Prior to taking offset into account, Premium Mobile first calculates the pages based on the limit parameter only. For example, if the total result set is 28 items and the limit is 10, then three pages will be calculated. (Two with 10 items each, and one with eight.) Then, Premium Mobile will determine which of these pages includes the item represented by the index number passed in as the offset parameter.

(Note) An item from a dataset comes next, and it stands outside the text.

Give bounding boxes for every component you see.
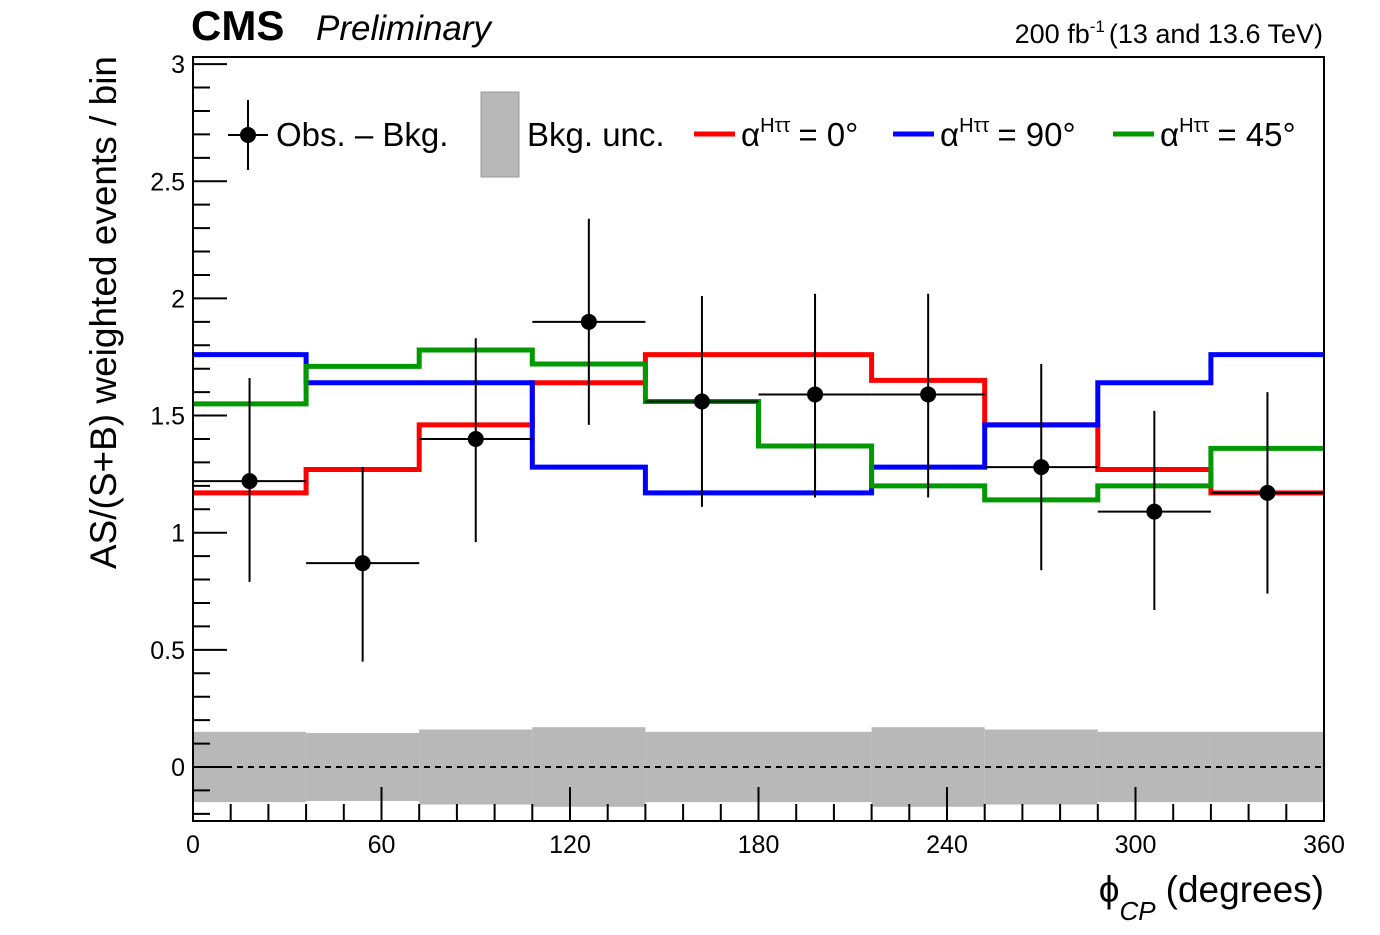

So, continuing with our example of 28 items in the result set, if the limit was three and our offset was set to 15, then the second page of results would be returned in the response and the offset item would not be the first item. This is because the item with the index number of 15 falls within the middle of the second page.
For other source systems, the behavior would be as described in the previous section. That is, the item represented by the index passed as the offset would be the first item in the results returned within the response.